When Ashley and Lydia came hurtling through my door, my body was on the floor, imprinted in the stone and ash, but I was not. I hovered somewhere above, close to the ceiling, watching.

‘No!’ Lydia screamed as she hurled herself at me, grabbing my shoulder as Ashley checked my pulse. I heard thunder and lightning and raised voices.

‘She’s alive,’ Ashley confirmed, pulling up my eyelids and releasing them when she saw the milky irises underneath. ‘I think.’

‘What do we do?’ Lydia turned to my aunt, desperate and afraid. ‘Ashley, what do we do?’

‘We calm down for a start.’

She sat back on her heels and surveyed the state of my room. The stone roses, the inch-deep carpet of ash, the broken windows. Then she looked up, staring right at me, through me.

‘Go downstairs,’ Ashley said. ‘Tell everyone our boiler exploded, then get them gone and send your brother up here. I need to move Em.’

‘Already here,’ Jackson replied, careening through the door so fast, he almost tripped over his own feet. He stalled in front of my bed and jerked back at the sight of my motionless body. ‘Is she …?’

‘She needs to be moved,’ Ashley repeated. ‘I need downstairs emptiednow.’

Lydia accepted her assignment without further question and raced out of my room, hollering at the top of her voice. The house wanted to help too, encouraging the stragglers out of the parlour and into the streets, all the way off Bell property. It was still reeling from the attack, violated and unsure, and I ran a hand over the chandelier above my bed to soothe it as best I could. My best was all I had now. I hoped it would be enough.

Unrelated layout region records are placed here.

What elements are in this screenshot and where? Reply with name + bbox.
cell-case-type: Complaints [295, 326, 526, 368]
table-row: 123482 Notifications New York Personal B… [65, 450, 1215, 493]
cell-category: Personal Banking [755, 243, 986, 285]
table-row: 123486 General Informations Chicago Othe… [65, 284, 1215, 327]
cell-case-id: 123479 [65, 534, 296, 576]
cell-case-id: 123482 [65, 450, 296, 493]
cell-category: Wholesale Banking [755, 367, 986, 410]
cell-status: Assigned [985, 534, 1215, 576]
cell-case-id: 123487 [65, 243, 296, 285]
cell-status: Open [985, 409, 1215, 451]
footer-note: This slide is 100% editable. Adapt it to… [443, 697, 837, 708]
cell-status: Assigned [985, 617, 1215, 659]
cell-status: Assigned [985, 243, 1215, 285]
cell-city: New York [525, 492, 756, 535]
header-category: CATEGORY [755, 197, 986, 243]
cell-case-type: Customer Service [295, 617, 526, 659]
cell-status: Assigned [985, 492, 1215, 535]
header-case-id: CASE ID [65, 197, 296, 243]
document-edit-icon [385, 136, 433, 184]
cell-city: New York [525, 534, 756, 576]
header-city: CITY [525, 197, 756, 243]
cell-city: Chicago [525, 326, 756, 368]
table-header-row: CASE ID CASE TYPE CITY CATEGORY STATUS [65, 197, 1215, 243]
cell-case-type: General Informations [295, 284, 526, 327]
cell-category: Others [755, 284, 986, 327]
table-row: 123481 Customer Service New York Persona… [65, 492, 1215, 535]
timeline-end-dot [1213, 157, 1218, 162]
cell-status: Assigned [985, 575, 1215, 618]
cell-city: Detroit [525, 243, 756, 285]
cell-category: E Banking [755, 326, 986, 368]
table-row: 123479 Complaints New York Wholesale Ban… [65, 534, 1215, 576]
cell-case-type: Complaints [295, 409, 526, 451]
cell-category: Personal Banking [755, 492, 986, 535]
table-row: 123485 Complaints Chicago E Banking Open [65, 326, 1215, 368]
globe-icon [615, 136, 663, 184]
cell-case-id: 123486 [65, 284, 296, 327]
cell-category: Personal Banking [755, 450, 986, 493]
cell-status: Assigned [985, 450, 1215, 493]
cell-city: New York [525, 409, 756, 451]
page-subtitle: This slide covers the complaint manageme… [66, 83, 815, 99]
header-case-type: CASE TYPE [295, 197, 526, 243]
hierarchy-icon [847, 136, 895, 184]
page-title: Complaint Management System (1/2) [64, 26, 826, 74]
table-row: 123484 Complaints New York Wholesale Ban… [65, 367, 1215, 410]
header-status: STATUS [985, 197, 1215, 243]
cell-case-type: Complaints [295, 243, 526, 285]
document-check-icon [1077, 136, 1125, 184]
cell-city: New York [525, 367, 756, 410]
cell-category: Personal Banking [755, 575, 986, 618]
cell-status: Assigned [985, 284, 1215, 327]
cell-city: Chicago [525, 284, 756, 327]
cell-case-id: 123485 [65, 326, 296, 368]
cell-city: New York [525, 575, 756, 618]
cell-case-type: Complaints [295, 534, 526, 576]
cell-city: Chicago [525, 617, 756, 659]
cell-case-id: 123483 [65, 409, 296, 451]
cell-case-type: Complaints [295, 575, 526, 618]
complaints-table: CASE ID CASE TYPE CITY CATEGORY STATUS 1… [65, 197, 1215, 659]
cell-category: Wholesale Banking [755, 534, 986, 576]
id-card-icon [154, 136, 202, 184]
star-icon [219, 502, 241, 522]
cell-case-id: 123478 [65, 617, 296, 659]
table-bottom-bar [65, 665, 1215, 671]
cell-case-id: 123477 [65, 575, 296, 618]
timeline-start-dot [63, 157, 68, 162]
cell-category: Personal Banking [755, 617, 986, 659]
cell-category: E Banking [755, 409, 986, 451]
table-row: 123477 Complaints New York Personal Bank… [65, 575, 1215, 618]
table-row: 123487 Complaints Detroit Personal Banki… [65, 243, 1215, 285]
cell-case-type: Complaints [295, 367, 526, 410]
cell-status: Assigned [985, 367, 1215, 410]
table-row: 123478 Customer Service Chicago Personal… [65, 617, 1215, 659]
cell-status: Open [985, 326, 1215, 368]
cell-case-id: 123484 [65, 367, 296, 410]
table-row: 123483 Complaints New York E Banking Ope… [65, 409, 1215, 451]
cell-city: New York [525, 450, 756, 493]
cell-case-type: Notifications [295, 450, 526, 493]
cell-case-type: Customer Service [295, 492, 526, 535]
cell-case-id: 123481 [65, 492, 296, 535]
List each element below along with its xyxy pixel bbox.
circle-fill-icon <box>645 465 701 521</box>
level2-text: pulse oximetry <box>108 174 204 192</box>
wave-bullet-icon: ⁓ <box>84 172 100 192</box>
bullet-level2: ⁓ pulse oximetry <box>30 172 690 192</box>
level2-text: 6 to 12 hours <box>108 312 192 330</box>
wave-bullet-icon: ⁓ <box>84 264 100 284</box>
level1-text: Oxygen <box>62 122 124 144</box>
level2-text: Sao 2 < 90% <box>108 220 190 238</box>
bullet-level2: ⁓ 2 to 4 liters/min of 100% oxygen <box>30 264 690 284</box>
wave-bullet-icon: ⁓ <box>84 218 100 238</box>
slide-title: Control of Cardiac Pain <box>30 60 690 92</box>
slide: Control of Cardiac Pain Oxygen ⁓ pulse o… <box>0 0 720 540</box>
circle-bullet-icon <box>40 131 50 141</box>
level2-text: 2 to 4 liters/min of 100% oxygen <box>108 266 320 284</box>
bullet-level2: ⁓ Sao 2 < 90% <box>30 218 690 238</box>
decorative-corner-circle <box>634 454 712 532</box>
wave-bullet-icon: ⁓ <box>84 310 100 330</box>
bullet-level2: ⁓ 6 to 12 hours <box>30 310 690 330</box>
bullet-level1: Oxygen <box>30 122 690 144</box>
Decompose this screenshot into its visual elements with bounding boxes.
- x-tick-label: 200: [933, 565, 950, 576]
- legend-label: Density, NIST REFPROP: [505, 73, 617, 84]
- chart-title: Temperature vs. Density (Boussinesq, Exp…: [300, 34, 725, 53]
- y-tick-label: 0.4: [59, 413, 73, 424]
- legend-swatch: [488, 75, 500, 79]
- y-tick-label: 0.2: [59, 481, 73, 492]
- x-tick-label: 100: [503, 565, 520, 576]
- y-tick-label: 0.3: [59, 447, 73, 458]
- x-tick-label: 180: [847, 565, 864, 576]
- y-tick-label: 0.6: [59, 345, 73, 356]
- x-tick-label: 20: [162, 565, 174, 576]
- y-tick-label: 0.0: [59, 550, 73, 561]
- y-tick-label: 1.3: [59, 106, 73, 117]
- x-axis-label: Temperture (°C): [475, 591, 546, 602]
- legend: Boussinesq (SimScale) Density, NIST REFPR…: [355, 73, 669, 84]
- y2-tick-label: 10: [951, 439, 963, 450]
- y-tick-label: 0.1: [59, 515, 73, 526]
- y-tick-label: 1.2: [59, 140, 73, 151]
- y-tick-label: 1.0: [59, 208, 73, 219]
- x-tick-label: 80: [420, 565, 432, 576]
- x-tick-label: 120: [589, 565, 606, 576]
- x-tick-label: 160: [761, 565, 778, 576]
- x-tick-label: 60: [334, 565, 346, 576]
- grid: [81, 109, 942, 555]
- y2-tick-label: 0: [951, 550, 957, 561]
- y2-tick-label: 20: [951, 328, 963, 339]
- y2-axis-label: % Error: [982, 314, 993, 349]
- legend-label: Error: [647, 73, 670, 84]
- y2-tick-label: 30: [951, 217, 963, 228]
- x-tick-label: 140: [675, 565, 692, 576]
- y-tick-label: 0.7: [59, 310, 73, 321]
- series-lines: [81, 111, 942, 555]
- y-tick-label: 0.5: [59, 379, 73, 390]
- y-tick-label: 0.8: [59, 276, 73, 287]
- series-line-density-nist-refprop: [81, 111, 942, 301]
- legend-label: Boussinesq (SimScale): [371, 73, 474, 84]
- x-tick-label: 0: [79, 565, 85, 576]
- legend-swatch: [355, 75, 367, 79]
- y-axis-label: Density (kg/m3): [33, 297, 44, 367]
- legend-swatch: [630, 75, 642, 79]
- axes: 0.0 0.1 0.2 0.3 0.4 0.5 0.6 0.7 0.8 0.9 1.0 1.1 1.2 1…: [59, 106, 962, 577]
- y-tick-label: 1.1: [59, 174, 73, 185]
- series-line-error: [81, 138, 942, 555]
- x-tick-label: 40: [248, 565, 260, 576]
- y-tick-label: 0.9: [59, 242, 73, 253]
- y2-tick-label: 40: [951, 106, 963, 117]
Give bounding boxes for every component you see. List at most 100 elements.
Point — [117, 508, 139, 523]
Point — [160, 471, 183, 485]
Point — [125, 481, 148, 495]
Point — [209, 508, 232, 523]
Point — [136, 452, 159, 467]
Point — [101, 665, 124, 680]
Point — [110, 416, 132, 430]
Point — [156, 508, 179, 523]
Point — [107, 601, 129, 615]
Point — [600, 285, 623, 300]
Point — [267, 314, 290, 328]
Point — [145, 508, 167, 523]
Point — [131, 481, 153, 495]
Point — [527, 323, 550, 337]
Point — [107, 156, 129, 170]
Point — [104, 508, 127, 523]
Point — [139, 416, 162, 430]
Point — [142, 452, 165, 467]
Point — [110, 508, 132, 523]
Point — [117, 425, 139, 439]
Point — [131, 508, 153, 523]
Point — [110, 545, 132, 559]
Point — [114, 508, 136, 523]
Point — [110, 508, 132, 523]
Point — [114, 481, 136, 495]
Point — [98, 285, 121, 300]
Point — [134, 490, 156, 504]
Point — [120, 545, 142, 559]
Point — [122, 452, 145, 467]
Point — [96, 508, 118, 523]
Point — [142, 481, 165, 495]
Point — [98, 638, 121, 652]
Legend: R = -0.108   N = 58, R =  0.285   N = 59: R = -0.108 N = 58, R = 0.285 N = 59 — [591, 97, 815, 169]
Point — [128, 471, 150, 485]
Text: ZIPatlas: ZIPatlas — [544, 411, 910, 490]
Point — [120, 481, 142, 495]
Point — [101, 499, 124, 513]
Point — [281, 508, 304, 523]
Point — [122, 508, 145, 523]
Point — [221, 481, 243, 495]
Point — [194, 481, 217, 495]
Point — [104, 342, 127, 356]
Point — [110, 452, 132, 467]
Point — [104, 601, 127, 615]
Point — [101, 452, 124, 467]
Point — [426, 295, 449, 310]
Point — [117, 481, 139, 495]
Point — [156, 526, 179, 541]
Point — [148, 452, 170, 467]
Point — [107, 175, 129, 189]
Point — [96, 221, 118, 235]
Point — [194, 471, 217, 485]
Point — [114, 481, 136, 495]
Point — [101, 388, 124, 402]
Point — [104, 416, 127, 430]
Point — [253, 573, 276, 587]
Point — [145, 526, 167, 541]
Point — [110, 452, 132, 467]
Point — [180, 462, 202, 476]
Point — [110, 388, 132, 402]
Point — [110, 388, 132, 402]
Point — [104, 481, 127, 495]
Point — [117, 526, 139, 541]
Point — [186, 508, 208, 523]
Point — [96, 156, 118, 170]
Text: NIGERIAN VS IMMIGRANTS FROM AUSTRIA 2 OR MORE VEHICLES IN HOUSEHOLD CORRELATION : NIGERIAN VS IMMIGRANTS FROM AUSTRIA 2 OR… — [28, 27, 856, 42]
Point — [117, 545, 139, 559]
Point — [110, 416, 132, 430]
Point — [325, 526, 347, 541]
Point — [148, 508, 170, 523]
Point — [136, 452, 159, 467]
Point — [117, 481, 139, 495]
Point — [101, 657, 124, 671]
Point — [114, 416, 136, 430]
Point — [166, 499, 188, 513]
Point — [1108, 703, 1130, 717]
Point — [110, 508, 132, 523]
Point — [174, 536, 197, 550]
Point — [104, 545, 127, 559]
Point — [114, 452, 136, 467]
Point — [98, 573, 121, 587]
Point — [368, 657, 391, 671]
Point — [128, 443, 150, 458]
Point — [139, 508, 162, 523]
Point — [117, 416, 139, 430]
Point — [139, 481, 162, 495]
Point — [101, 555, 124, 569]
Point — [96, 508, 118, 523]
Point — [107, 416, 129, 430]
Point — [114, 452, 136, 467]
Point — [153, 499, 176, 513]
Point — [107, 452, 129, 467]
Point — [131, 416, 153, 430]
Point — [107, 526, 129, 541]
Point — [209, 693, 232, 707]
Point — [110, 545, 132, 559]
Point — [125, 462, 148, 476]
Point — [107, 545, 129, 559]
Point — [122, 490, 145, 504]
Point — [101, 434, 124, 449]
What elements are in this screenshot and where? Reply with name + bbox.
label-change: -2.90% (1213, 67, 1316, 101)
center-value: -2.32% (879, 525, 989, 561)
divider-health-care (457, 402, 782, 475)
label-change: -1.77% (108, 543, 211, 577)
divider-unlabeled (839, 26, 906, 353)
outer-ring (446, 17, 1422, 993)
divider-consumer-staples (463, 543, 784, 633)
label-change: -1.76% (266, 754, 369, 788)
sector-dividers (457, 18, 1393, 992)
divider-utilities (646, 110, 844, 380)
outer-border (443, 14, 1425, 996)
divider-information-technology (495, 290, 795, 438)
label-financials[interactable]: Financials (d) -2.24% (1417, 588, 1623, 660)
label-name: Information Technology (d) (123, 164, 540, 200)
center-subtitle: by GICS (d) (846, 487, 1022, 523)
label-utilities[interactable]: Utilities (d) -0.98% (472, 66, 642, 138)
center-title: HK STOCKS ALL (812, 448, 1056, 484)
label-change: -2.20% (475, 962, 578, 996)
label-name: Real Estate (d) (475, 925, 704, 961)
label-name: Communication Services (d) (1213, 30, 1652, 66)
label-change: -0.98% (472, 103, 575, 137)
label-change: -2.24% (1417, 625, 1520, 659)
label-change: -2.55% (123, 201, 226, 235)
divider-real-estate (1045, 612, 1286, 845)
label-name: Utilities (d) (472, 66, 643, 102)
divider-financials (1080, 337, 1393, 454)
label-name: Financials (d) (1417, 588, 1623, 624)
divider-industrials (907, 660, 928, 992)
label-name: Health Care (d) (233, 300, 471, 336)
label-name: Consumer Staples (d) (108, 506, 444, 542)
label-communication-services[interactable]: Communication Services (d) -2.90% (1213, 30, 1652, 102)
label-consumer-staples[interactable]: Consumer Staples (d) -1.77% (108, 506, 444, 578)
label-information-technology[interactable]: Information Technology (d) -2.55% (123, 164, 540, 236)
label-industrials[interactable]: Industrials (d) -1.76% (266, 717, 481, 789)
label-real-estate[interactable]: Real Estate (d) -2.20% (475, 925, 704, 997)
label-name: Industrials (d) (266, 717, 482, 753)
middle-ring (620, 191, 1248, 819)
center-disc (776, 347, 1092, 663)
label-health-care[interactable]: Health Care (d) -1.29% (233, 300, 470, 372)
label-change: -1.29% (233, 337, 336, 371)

‘This better work,’ Ashley said through gritted teeth.

Jackson stood close by, carrying my limp body in his arms, as she cautiously raised a hand to the craft room door.

‘I don’t like you, you don’t like me,’ she told the blue painted wood. ‘But she needs you and I know damn well you need her.’

The door opened slowly, little lights like fireflies guiding the way.